As the purpose of the international humanitarian law is to extend rather than restrict protection, the scope of this definition is narrow in order to ensure that the loss of special protection occurs only in limited circumstances.

International Convention against the Recruitment, Use, Financing and Training of Mercenaries (1989)

The Convention establishes a range of offences that may be committed by individual mercenaries, persons recruiting, using, financing or training mercenaries, and States parties, and imposes on States parties a number of related obligations.

Article 1 keeps the definition of a mercenary contained in article 47 of the Protocol Additional I to the Geneva Conventions (see above), but expands it to cover situations other than armed conflicts, in which persons are recruited for the purpose of participating in a concerted act of violence aimed at overthrowing a Government or otherwise undermining the constitutional order of a State, or undermining the territorial integrity of a State.

In such a situation, "a mercenary is a person who:

  1. Is motivated to take part essentially by the desire for significant private gain, and is prompted by the promise or payment of material compensation;
  2. Is neither a national nor a resident of the State against which such an act is directed;
  3. Has not been sent by a State on official duty; and
  4. Is not a member of the armed forces of the State on whose territory the act is undertaken.

To commit an offence under the Convention, a mercenary must not only fall within the definition contained in article 1 but also participate directly in hostilities or in a concerted act of violence, or have attempted to do so.

An offence is also committed by any person who recruits, uses, finances or trains mercenaries, attempts to do so, or is the accomplice of a person who commits or attempts to commit an offence set forth in the Convention. This indirect offence is deemed to have been committed even where the mercenaries in question have not yet taken part in hostilities. The purpose of the direct combat requirement is to distinguish a mercenary from a military adviser.

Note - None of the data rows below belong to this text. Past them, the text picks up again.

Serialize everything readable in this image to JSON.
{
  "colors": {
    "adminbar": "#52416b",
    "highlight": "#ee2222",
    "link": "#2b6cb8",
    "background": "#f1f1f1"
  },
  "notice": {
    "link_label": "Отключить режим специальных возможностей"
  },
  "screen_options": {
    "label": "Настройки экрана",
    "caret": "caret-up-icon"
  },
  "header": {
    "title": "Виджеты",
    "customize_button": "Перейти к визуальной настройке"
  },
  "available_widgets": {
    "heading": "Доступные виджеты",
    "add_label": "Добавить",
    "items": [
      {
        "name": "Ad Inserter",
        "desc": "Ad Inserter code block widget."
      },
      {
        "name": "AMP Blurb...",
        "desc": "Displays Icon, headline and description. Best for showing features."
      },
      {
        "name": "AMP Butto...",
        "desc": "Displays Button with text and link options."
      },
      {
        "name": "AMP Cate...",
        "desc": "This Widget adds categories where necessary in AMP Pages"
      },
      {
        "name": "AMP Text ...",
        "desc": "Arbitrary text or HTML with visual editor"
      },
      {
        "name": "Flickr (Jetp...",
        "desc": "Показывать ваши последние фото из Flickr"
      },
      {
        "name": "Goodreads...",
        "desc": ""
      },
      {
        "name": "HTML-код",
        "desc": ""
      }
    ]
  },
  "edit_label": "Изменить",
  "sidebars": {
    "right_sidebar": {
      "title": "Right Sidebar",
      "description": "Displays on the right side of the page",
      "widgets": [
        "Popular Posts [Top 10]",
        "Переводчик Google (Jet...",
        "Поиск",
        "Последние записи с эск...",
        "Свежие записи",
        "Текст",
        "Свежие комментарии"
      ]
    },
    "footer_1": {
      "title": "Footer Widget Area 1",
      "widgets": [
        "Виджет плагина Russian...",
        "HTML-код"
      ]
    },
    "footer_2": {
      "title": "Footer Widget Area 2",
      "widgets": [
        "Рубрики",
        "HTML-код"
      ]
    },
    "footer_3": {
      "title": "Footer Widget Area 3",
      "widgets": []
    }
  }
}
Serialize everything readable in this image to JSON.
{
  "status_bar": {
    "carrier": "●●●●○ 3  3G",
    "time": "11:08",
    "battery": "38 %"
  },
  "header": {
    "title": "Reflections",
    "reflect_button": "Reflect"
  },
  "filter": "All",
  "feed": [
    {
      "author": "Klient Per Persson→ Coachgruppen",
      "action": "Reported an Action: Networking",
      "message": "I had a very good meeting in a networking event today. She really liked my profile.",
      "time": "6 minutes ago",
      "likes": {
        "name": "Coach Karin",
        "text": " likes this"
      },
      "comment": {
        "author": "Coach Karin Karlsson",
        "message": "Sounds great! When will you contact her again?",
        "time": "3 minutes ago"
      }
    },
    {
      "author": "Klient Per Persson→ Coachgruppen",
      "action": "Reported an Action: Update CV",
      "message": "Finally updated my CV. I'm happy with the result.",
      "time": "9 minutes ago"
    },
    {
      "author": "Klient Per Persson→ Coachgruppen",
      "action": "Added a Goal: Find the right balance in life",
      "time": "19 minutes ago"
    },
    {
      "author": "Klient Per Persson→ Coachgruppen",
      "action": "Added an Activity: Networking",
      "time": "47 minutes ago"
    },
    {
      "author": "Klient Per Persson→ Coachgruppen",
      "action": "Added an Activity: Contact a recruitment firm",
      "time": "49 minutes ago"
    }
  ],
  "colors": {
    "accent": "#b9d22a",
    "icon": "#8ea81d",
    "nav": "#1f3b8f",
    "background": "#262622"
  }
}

The Convention also sets out a framework to facilitate the prosecution of offenders at the national level. It requires States to ensure that their legislation makes prosecution possible. Any alleged offender present on their territory should be taken into custody and a preliminary inquiry opened. If the person concerned is not extradited to another State for trial, the case should be submitted to the competent national authorities. Throughout the proceedings, the alleged offender should benefit from fair treatment and judicial guarantees. States should cooperate with one another in both the prevention and prosecution of offences, including through the exchange of information. Lastly, the Convention establishes a procedure for the settlement of disputes between States parties concerning the interpretation or application of the instrument.

Regional Standards

Convention for the Elimination of Mercenarism in Africa (1977)

The Africa Union's Convention prohibits both mercenaries and mercenarism, which is characterized as a crime against peace and security in Africa, whether committed by an individual, a group, an association, a State or a State representative.

Article 1 defines a mercenary as "any person who:

  1. Is specially recruited locally or abroad in order to fight in an armed conflict;
  2. Does in fact take a direct part in the hostilities;
  3. Is motivated to take part in the hostilities essentially by the desire for private gain and in fact is promised by or on behalf of a party to the conflict material compensation;
  4. Is neither a national of a party to the conflict nor a resident of territory controlled by a party to the conflict;
  5. Is not a member of the armed forces of a party to the conflict; and
  6. Is not sent by a State other than a party to the conflict on official mission as a member of the armed forces of the said State."
The framework of this Convention criminalizes the sheltering, assisting, training, equipping, promoting, supporting, employing or enlisting mercenaries. The regime also criminalizes the allowing of such activities as "to be carried out in any territory under its jurisdiction or any place under its control or afford facilities for transit, transport or other operations" of mercenary forces (article 2).